The pictures are of great importance to me because it’s how I’d want to remember my mom, healthy, working, and smiling, unlike the final days of her life. Obviously, I can’t bring all of them with me, hence why I’ll scan them. There’s perhaps 5 or so pictures that I’ll take with me physically, including one of my mom, a portrait of my grandmother, and the oldest picture I have of my brother with me when he was a baby.

There is the matter of figuring out what to do with 16+ years worth of class materials, both physical and digital. The only person that ever asked for those was someone that said ‘why bother with [some request from my mom], she’s gonna die soon anyways,’ so you can imagine why I did not give her shit.
Beyond that there is not much left of her beyond a bed that my brother did not wanted (nor I can fit in my small bedroom), a nearly 25 year old hairdresser, some memorabilia from her medical conferences abroad, and an old dusty teddy bear that I got her (with her own money) when I was 14. I put her music CDs in a box a while ago, and her sewing kits and all that is now in the hands of my young cousin.

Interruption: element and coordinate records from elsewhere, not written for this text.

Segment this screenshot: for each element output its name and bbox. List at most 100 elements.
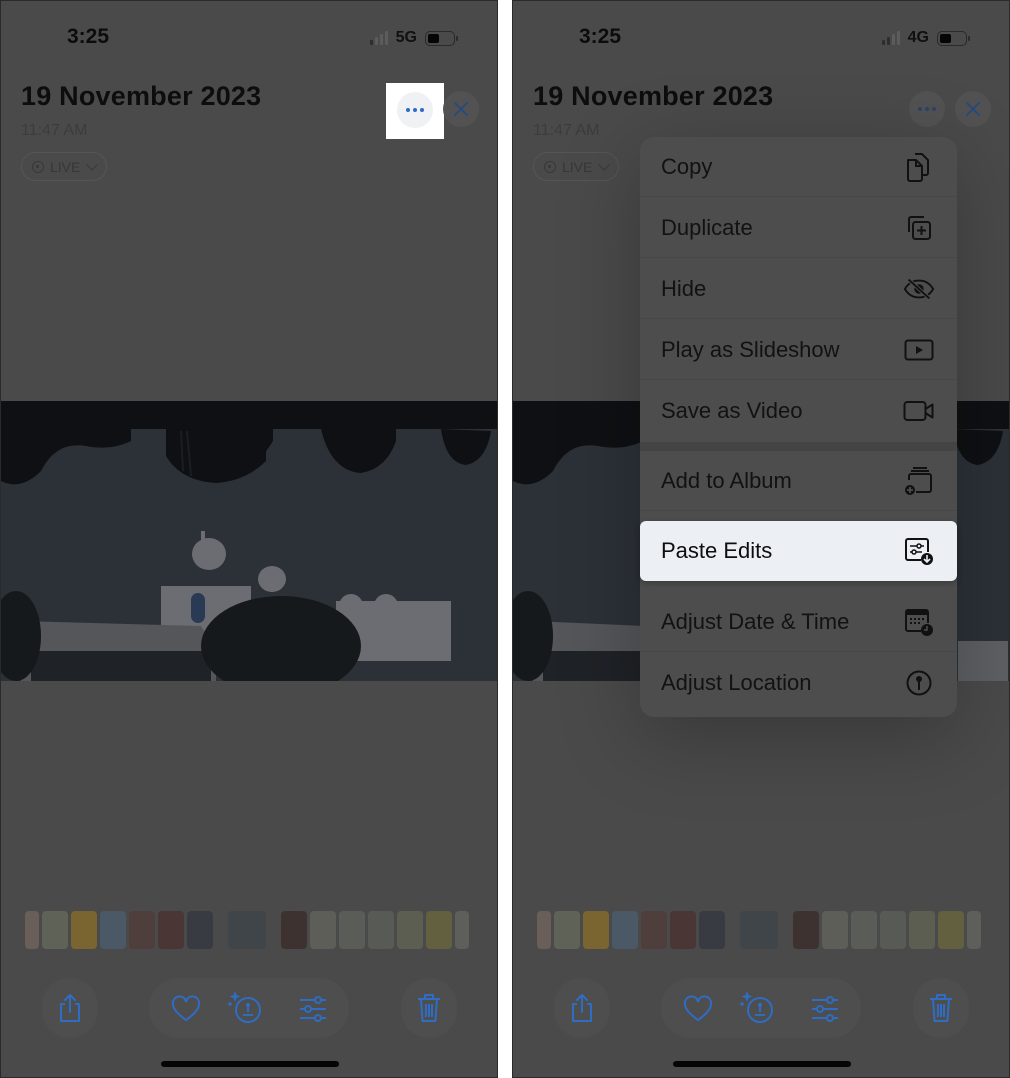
thumbnail[interactable] — [187, 911, 213, 949]
thumbnail[interactable] — [822, 911, 848, 949]
status-time: 3:25 — [67, 25, 110, 48]
menu-item-adjust-date-time[interactable]: Adjust Date & Time — [640, 592, 957, 652]
delete-button[interactable] — [401, 978, 457, 1038]
thumbnail[interactable] — [25, 911, 39, 949]
thumbnail[interactable] — [612, 911, 638, 949]
thumbnail-current[interactable] — [228, 911, 266, 949]
thumbnail[interactable] — [158, 911, 184, 949]
close-button[interactable] — [955, 91, 991, 127]
thumbnail-strip[interactable] — [537, 911, 981, 949]
network-type: 4G — [907, 29, 929, 46]
favorite-button[interactable] — [678, 989, 718, 1029]
menu-item-adjust-location[interactable]: Adjust Location — [640, 653, 957, 713]
live-label: LIVE — [562, 158, 593, 175]
home-indicator[interactable] — [673, 1061, 851, 1067]
share-button[interactable] — [554, 978, 610, 1038]
thumbnail[interactable] — [129, 911, 155, 949]
thumbnail[interactable] — [426, 911, 452, 949]
add-to-album-icon — [903, 465, 935, 497]
bottom-toolbar — [513, 978, 1009, 1040]
close-icon — [966, 102, 980, 116]
thumbnail[interactable] — [100, 911, 126, 949]
photo-date-title: 19 November 2023 — [533, 81, 774, 111]
thumbnail[interactable] — [397, 911, 423, 949]
cellular-signal-icon — [881, 31, 900, 45]
menu-item-label: Save as Video — [661, 398, 803, 423]
thumbnail[interactable] — [42, 911, 68, 949]
status-indicators: 5G — [369, 29, 458, 47]
thumbnail-strip[interactable] — [25, 911, 469, 949]
delete-button[interactable] — [913, 978, 969, 1038]
edit-adjust-button[interactable] — [293, 989, 333, 1029]
duplicate-icon — [903, 212, 935, 244]
thumbnail[interactable] — [339, 911, 365, 949]
menu-item-duplicate[interactable]: Duplicate — [640, 198, 957, 258]
cellular-signal-icon — [369, 31, 388, 45]
live-photo-icon — [544, 160, 556, 173]
menu-item-label: Paste Edits — [661, 538, 773, 563]
more-options-button[interactable] — [397, 92, 433, 128]
thumbnail[interactable] — [281, 911, 307, 949]
thumbnail[interactable] — [909, 911, 935, 949]
adjust-sliders-icon — [300, 996, 326, 1022]
menu-item-label: Adjust Date & Time — [661, 608, 850, 634]
toolbar-center-group — [149, 978, 349, 1038]
thumbnail[interactable] — [851, 911, 877, 949]
favorite-button[interactable] — [166, 989, 206, 1029]
thumbnail[interactable] — [71, 911, 97, 949]
copy-icon — [903, 151, 935, 183]
thumbnail[interactable] — [880, 911, 906, 949]
thumbnail[interactable] — [793, 911, 819, 949]
thumbnail-current[interactable] — [740, 911, 778, 949]
chevron-down-icon — [86, 158, 99, 171]
more-options-button[interactable] — [909, 91, 945, 127]
photo-view[interactable] — [1, 401, 497, 681]
video-camera-icon — [903, 395, 935, 427]
share-icon — [60, 994, 80, 1022]
close-button[interactable] — [443, 91, 479, 127]
thumbnail[interactable] — [554, 911, 580, 949]
status-time: 3:25 — [579, 25, 622, 48]
thumbnail[interactable] — [368, 911, 394, 949]
thumbnail[interactable] — [670, 911, 696, 949]
thumbnail[interactable] — [537, 911, 551, 949]
live-photo-button[interactable]: LIVE — [21, 152, 108, 181]
thumbnail[interactable] — [583, 911, 609, 949]
thumbnail[interactable] — [641, 911, 667, 949]
ellipsis-icon — [918, 107, 922, 111]
thumbnail[interactable] — [967, 911, 981, 949]
menu-item-hide[interactable]: Hide — [640, 259, 957, 319]
menu-item-save-as-video[interactable]: Save as Video — [640, 381, 957, 441]
home-indicator[interactable] — [161, 1061, 339, 1067]
live-photo-button[interactable]: LIVE — [533, 152, 620, 181]
photo-date-title: 19 November 2023 — [21, 81, 262, 111]
eye-slash-icon — [903, 273, 935, 305]
share-button[interactable] — [42, 978, 98, 1038]
phone-screen-menu-open: 3:25 4G 19 November 2023 11:47 AM LIVE C… — [512, 0, 1010, 1078]
chevron-down-icon — [598, 158, 611, 171]
adjust-sliders-icon — [812, 996, 838, 1022]
photo-image — [1, 401, 497, 681]
share-icon — [572, 994, 592, 1022]
menu-item-label: Duplicate — [661, 214, 753, 240]
menu-item-label: Adjust Location — [661, 670, 812, 695]
menu-item-paste-edits[interactable]: Paste Edits — [640, 521, 957, 581]
menu-item-play-slideshow[interactable]: Play as Slideshow — [640, 320, 957, 380]
visual-lookup-icon — [740, 991, 773, 1023]
menu-item-add-to-album[interactable]: Add to Album — [640, 451, 957, 511]
menu-item-label: Hide — [661, 275, 707, 301]
thumbnail[interactable] — [938, 911, 964, 949]
edit-adjust-button[interactable] — [805, 989, 845, 1029]
visual-lookup-button[interactable] — [738, 987, 778, 1027]
visual-lookup-button[interactable] — [226, 987, 266, 1027]
heart-icon — [171, 995, 201, 1022]
thumbnail[interactable] — [310, 911, 336, 949]
more-options-menu: Copy Duplicate Hide Play as Slideshow Sa… — [640, 137, 957, 717]
menu-item-copy[interactable]: Copy — [640, 137, 957, 197]
thumbnail[interactable] — [699, 911, 725, 949]
trash-icon — [418, 994, 440, 1022]
status-indicators: 4G — [881, 29, 970, 47]
thumbnail[interactable] — [455, 911, 469, 949]
battery-icon — [937, 30, 970, 46]
menu-item-label: Copy — [661, 153, 713, 179]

There’s a pile of CT scans, lab tests, and stuff like that. There’s also a boatload of work-related papers and records archived on a wooden closet that I don’t even want to begin sorting/discarding.

All of this perhaps won’t alleviate the mental scarring and burdens I’ve not addressed throughout the years, but it’s better to know that her stuff will find some use rather than remain collecting dust in her room once we’re gone from the country. Baby steps towards finding proper closure in my life as I move towards a new one.